Se você estiver no Carnaval de Barão Geraldo e sofrer qualquer tipo de violência, procure a gente na Avenida Santa Isabel, 404. Durante todos os dias do Carnaval, fazemos atendimento nesse endereço.
A mensagem é direta: aqui na Avenida Santa Isabel, o assédio não passa. A gente está presente, fazendo atendimento e juntos pelo fim da violência.
Por que um espaço de acolhimento no Carnaval?
O Carnaval é um momento de alegria, música e encontro. E precisa continuar sendo assim para todas as mulheres. O assédio estraga isso. Ele tira a liberdade de se vestir como quer, de dançar, de curtir. E durante anos foi tratado como algo “normal da folia”. Não é.

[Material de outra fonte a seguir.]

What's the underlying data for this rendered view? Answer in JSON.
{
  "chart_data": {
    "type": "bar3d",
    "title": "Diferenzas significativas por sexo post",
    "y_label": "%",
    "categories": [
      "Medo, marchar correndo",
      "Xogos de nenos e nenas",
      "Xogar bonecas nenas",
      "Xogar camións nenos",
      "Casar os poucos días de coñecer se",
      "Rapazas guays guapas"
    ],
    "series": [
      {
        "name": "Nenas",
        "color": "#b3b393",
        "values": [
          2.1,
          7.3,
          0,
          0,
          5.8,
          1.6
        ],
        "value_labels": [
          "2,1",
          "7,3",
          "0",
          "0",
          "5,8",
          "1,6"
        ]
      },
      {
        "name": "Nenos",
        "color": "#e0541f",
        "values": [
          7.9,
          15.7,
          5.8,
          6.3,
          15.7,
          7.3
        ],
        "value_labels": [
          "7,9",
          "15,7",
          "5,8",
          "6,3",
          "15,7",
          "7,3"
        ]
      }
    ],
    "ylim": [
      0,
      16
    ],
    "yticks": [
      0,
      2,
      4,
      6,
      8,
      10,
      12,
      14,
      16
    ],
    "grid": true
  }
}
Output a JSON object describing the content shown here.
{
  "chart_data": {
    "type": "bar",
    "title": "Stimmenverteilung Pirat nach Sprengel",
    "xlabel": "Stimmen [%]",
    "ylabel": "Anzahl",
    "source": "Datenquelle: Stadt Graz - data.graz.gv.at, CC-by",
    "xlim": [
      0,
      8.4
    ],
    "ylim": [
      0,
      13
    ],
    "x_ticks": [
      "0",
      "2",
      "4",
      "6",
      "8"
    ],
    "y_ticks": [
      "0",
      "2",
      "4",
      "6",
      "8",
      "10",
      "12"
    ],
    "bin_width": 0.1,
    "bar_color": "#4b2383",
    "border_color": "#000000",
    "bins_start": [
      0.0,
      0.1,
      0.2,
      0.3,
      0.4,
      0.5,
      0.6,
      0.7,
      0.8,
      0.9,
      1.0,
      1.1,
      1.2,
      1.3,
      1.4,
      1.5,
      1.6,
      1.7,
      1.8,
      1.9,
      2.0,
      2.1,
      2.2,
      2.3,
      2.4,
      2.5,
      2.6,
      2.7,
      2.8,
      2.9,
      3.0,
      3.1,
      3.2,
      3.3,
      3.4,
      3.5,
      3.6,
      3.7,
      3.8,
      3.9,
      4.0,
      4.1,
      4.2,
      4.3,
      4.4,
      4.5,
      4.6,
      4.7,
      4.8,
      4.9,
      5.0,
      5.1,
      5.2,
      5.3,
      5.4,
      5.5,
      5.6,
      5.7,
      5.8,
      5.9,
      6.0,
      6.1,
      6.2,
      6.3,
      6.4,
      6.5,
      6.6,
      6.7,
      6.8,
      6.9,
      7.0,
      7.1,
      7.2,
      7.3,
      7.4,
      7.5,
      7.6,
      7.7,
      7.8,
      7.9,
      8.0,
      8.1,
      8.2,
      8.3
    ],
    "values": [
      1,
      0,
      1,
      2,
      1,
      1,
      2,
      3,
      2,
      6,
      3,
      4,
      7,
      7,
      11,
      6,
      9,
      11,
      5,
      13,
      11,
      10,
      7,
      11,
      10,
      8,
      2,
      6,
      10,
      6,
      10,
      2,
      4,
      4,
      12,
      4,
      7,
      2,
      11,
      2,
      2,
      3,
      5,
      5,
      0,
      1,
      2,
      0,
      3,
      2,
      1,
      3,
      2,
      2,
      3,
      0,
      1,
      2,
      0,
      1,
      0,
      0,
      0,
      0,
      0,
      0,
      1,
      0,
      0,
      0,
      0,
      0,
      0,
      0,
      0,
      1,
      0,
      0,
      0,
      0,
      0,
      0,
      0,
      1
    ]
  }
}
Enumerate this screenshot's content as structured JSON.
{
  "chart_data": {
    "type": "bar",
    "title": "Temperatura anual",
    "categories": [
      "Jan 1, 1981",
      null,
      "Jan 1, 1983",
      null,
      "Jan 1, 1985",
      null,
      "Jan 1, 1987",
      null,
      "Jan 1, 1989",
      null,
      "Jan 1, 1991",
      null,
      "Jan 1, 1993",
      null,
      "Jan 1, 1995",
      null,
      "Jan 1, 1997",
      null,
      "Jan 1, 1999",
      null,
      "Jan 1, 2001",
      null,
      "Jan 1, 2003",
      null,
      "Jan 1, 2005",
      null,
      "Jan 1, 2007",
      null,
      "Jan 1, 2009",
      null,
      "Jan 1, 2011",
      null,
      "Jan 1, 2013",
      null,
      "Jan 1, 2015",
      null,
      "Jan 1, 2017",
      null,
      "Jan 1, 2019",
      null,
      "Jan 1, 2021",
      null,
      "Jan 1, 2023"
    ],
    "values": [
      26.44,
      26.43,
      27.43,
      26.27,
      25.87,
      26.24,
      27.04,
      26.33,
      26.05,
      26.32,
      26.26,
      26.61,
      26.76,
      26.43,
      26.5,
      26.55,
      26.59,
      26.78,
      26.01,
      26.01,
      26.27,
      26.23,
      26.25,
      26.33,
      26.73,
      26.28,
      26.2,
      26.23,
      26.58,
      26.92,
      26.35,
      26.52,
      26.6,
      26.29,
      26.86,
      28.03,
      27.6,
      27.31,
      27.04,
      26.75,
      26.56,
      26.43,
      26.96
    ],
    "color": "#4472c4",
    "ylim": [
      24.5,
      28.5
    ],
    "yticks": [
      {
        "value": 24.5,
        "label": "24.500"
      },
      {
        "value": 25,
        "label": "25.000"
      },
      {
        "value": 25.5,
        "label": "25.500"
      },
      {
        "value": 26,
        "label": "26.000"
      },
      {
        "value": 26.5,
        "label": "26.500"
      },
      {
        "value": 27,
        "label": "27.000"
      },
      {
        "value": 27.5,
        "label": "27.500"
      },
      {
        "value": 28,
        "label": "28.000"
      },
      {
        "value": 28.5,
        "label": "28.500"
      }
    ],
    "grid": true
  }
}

Por isso criamos esse espaço: para dar uma resposta concreta a quem sofreu, para mostrar que a cidade não aceita mais essa normalização, e para que as mulheres saibam que não estão sozinhas.
Nossa equipe fica aguardando na Avenida Santa Isabel, 404, todos os dias de Carnaval, prontas para acolher quem precisar. Conta com a gente.
Em resumo
- O espaço do Carnaval Sem Assédio fica na Av. Santa Isabel, 404, Barão Geraldo, Campinas
- Atendimento durante todos os dias do Carnaval
- O projeto existe para acabar com a normalização do assédio durante a folia
- Toda mulher tem o direito de curtir o Carnaval com segurança e dignidade
Perguntas frequentes
Como pedir ajuda se sofrer assédio no Carnaval de Barão Geraldo?
Vá diretamente até a Avenida Santa Isabel, 404. A equipe do Carnaval Sem Assédio está lá todos os dias durante o Carnaval para acolher quem precisar.
O que é o projeto Carnaval Sem Assédio?
É uma campanha fundada em Campinas para prevenir e acolher vítimas de violência durante o Carnaval. Em 2026 conta com estrutura de tendas, voluntários, Polícia Civil e atendimento jurídico.
O assédio no Carnaval é crime?
Sim. Importunação sexual é crime previsto no Código Penal desde 2018. Tocar alguém sem consentimento, perseguir ou fazer comentários de cunho sexual não solicitados são formas de importunação que podem ser denunciadas.